C’è qualcuno che se ne frega delle limitazioni delle emissioni, del divieto di commercializzare auto a motore termico, della diatriba sull’idrogeno, dei tempi di ricarica. A dire la verità non sono moltissimi, e contarli non è facile. Di sicuro sono 499, ovvero quelli che hanno deciso di spendere tra i 350 e i 400 mila euro per portarsi a casa una delle Aston Martin Dbs 770 Ultimate, presentata al mercato quando già il book delle prenotazioni era al completo. Ma tutti i marchi di lusso fanno a gara per presentare modelli ancora più esclusivi a tiratura limitata e a prezzi esorbitanti.
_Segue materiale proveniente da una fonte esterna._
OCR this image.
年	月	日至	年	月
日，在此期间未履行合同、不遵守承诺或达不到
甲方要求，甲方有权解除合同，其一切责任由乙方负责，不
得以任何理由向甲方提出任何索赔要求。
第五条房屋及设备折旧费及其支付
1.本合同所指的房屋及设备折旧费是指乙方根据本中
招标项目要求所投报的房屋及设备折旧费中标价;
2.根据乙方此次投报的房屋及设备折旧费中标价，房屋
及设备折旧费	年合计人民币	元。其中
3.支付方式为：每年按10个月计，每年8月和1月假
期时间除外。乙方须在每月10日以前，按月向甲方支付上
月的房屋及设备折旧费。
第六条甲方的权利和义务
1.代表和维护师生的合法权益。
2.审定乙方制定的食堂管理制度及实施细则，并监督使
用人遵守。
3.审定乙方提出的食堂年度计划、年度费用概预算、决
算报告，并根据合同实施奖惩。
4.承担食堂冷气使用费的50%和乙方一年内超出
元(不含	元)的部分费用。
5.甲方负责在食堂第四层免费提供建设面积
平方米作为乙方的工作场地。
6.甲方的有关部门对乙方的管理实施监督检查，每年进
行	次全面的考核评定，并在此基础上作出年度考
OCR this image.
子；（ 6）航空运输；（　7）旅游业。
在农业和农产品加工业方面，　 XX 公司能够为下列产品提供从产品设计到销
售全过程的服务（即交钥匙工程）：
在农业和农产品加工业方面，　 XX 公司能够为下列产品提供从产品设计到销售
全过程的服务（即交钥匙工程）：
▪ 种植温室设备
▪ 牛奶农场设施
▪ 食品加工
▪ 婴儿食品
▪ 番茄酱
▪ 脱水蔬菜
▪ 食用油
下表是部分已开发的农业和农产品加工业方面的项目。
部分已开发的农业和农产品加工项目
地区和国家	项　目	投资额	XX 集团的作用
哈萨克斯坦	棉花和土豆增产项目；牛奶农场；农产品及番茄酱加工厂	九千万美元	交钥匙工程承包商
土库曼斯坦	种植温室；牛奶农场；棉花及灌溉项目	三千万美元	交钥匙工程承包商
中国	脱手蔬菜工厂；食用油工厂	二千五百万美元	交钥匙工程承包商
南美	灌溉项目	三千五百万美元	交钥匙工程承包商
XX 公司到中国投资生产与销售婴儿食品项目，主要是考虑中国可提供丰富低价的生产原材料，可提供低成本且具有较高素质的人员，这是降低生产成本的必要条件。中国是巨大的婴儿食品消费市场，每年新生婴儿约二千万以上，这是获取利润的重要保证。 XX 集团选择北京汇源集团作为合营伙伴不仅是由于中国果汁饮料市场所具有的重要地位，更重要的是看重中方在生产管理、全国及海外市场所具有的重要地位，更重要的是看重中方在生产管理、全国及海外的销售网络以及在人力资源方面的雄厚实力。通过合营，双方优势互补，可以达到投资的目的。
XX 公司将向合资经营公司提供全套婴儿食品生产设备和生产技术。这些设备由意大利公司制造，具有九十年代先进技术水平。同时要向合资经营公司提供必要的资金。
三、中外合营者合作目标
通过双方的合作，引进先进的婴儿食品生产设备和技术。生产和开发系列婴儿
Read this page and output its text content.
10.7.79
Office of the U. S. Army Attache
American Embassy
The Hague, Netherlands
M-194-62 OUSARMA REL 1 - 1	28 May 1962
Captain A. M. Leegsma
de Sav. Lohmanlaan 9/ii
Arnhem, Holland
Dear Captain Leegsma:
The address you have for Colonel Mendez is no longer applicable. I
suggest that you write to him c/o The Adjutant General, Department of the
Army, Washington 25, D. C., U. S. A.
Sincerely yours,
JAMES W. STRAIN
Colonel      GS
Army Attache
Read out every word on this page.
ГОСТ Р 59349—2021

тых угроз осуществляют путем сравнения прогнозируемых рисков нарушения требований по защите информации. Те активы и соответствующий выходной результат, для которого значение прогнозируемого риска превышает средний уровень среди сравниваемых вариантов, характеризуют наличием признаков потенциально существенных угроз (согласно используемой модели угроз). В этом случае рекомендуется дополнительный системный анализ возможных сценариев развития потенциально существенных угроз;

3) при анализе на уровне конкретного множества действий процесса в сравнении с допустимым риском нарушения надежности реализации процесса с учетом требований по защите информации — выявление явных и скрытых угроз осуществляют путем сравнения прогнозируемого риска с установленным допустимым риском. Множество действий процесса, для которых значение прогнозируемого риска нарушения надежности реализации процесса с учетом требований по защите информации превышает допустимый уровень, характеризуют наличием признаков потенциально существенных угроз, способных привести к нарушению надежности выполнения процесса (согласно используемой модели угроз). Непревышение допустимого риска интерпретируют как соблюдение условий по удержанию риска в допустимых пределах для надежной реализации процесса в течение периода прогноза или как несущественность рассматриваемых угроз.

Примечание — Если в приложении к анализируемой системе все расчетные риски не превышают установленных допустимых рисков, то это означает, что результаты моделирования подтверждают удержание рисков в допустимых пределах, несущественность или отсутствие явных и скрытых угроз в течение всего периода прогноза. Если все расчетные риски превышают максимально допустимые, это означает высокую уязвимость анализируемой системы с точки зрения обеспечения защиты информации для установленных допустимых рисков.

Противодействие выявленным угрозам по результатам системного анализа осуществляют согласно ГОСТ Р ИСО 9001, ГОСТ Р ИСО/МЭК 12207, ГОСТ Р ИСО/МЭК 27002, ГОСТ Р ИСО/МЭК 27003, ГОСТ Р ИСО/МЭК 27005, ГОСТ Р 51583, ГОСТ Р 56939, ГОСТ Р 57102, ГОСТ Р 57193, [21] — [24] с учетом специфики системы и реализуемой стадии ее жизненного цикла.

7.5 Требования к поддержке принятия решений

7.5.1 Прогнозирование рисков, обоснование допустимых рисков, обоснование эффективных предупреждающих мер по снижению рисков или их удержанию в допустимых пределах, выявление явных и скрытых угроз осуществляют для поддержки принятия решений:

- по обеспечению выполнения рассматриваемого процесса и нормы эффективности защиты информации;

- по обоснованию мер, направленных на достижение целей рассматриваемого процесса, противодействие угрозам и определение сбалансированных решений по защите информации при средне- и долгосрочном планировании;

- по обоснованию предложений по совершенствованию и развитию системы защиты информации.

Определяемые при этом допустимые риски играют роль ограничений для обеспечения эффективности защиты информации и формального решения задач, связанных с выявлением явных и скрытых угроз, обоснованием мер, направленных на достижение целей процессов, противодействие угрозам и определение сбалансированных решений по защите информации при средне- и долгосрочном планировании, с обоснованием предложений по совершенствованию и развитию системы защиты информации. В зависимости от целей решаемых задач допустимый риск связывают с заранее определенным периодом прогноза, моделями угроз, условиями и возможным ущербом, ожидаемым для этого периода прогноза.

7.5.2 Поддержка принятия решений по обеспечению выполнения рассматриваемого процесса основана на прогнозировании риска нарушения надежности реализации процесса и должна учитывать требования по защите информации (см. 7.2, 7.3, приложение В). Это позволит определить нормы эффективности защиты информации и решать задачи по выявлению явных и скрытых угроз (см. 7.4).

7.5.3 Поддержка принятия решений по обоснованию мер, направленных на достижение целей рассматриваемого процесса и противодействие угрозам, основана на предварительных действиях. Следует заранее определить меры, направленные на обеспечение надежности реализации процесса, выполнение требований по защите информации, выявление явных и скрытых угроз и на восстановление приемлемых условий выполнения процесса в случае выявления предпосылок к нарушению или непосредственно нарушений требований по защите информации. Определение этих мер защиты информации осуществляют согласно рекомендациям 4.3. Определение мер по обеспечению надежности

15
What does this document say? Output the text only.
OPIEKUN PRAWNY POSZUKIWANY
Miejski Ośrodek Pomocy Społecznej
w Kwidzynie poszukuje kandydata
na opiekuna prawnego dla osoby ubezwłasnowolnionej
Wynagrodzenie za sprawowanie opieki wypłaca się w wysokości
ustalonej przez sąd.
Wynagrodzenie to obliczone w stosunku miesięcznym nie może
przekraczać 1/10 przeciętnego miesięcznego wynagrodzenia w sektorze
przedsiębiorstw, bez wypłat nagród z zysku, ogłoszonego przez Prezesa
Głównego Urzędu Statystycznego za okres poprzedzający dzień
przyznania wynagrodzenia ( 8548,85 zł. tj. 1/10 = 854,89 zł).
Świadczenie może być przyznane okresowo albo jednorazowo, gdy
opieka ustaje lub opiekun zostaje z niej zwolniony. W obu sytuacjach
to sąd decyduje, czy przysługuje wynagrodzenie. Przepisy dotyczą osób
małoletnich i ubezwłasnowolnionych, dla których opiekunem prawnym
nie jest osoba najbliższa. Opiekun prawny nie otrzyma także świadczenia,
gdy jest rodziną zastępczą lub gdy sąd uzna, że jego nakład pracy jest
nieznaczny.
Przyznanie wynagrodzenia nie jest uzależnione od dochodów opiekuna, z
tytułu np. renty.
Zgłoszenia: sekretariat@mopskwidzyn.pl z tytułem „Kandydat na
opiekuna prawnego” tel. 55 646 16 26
A memoria, tutti riescono a piazzare sul mercato tutta la produzione e moltissimi lo hanno fatto prima ancora di darle il via.
È il mercato, bellezza. I costruttori mass market si lambiccano il cervello per riesumare vecchie icone e poterle far strapagare, quelli premium alzano i prezzi puntando su auto full optional senza sconti e quelli del lusso vanno all-in, centellinando la produzione di opere d’arte su quattro ruote. Nella scultura, però, viene considerato un pezzo unico se realizzato fino a nove copie, nel lusso automotive ci si spinge un po’ più in là e si arriva anche, come nel caso di Aston Martin, a 500. Ma se il prezzo sale scende il numero di vetture prodotte fino ad arrivare alle one off, come la Ferrari Omologata, pezzo unico da 2,15 milioni di euro.
A potersele permettere, poi, queste vetture sono anche un investimento. Il numero limitato ne certifica la rarità e al momento dell’uscita dalla casa madre (perché certe auto non si passano a ritirare dal concessionario, ma si viene invitati, naturalmente in pompa magna, a “incontrarle” nella sede di produzione) non perdono valore come accade, sempre, per le auto di serie.
Anzi. Come per gli orologi delle marche più prestigiose, sul mercato dell’usato (che, detto così, fa un po’ povery e quindi viene meglio definito in inglese con la frase “second hand”) si rischia, anche subito, di spuntare prezzi superiori a quelli che si sono pagati perché chi è rimasto fuori dalla lista di prenotazione e ha i soldi per poterla pagare anche di più. Anzi, non è raro che i fortunati inseriti nella lista di prenotazione tentino di monetizzare l’investimento quando l’auto non è ancora stata prodotta. È capitato a Ferrari, ad Aston Martin e persino a Mercedes. Quest’ultima aveva lanciato nel 2018 la Project One, una super car da 2,7 milioni di dollari prodotta in 275 unità. Qualche giorno dopo l’annuncio del sell off, un fortunato possessore della prenotazione ha cercato di rivenderla esattamente al doppio del prezzo che aveva promesso di pagare. Non è detto che ci sia riuscito, ma il fenomeno esiste visto che alcuni brand di lusso hanno minacciato di bannare i clienti che volessero tentare questa operazione.
Nel tempo, poi, le auto di lusso, le supercar, si usano, si sfoggiano, si ammirano, ci si fa ammirare e finiscono per rivalutarsi ancora. Un esempio? Paradossalmente andiamo a vedere un flop clamoroso di un marchio di lusso: la Aston Martin Cygnet. È, o meglio era visto che l’hanno prodotta solo per due anni dal 2011 al 2013, una piccola vettura da città quasi completamente identica alla Toyota Aygo con cui aveva in comune oltre il 90% dei componenti. Ma la giapponese costava circa 14 mila euro, mentre la Cygnet aveva un prezzo di listino di 39.500 euro. Oggi se vendete una Aygo di 10 anni riuscirete a incassare poche migliaia di euro. Se, invece, avete in garage una Aston Martin Cygnet potete spuntarne anche 50 mila. Insomma. Basta avere i soldi e si casca sempre in piedi.